Galp, the Portuguese oil company, has announced the formal initiation of an international arbitration process to address a tax dispute with the Mozambican government. The matter concerns a capital gains tax issue following the transfer of all Galp’s stakes in Mozambique’s Area 4. The company had requested a binding opinion regarding the fiscal implications of this transaction.
Galp’s notification to the market regulator, the Comissão do Mercado de Valores Mobiliários (CMVM), indicated its decision to seek arbitration to evaluate the Mozambican state’s conduct in the capital gains tax disagreement related to the sale of its stake in Mozambique’s Area 4. The notification marks the commencement of the arbitration proceedings, though specific financial figures were not disclosed.
The Mozambican Tax Authority (AT) clarified that technical clarification meetings were conducted involving various state entities, besides issuing the binding opinion to Galp. This dispute arose after the March sale of Galp’s 10% stake to the Emirati state oil company ADNOC, in Rovuma Basin’s Area 4, a natural gas production region, in a deal estimated at $950 million (819 million euros).
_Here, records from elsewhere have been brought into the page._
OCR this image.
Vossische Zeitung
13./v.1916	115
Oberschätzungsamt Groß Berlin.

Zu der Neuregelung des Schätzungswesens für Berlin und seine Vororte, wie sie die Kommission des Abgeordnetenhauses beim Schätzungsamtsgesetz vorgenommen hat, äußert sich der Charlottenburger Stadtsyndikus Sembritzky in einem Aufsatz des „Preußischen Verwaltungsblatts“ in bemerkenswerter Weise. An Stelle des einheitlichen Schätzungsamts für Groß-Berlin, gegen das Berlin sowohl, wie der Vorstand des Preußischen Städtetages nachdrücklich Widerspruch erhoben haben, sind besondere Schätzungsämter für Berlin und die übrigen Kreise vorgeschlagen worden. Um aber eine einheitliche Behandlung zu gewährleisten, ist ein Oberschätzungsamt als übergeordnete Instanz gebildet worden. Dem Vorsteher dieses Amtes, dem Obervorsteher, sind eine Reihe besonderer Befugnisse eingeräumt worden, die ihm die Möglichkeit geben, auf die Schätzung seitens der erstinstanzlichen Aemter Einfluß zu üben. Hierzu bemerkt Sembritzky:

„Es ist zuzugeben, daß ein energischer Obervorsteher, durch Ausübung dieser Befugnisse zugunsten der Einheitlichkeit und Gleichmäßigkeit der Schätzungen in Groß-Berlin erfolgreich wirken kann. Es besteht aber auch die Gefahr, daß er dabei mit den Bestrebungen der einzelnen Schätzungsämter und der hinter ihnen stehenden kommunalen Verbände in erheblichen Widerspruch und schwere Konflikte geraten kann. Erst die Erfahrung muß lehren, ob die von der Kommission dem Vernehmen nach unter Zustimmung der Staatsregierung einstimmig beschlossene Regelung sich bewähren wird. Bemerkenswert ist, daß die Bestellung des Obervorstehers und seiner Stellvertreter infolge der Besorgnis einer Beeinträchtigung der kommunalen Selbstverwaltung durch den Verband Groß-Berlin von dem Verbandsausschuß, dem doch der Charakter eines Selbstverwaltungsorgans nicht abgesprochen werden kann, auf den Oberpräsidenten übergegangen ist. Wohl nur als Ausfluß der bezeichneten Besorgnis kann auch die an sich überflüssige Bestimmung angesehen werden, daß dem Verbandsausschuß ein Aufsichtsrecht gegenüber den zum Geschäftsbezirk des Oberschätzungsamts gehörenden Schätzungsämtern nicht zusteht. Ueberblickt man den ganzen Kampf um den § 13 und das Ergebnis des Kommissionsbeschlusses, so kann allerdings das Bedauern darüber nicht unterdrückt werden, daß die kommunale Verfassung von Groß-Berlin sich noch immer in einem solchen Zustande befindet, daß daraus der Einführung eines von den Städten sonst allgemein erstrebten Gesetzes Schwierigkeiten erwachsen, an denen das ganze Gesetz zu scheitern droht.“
The AT communicated to Galp Group companies that tax on the capital gains totaling $175,923,515.72 (151.6 million euros) is due from the transaction. Moreover, as the sale involved deferred payments linked to the Final Investment Decision of Rovuma and Coral North projects—signed on October 2 in Maputo—a further tax obligation of $160 million (137.8 million euros) is expected.
Galp objected to the binding opinion and requested its revision, but the AT maintained its position after finding no grounds for amendments. The imposed tax was not paid within the allotted time, leading to legal enforcement proceedings. Galp challenged this decision by filing objections and a contentious appeal in the Maputo Tax Court, presenting a surety deemed inadmissible by the AT.
The AT stated that, despite the ongoing legal proceedings, the execution cannot be paused without a proper guarantee. Galp was notified to provide an acceptable guarantee within ten days, which was repeatedly found inadequate.
The Mozambican government has described Galp’s arbitration recourse as a typical course of action, asserting its responsibility to safeguard national interests in tax disputes over the Portuguese company’s stake sale in the gas project.
Government spokesperson Inocêncio Impissa emphasized the importance of ensuring Mozambique benefits fully from exploration projects and activities that involve resource extraction. “It’s all about ensuring Mozambicans derive legal gains,” he remarked during a press briefing following the government’s weekly meeting in Maputo.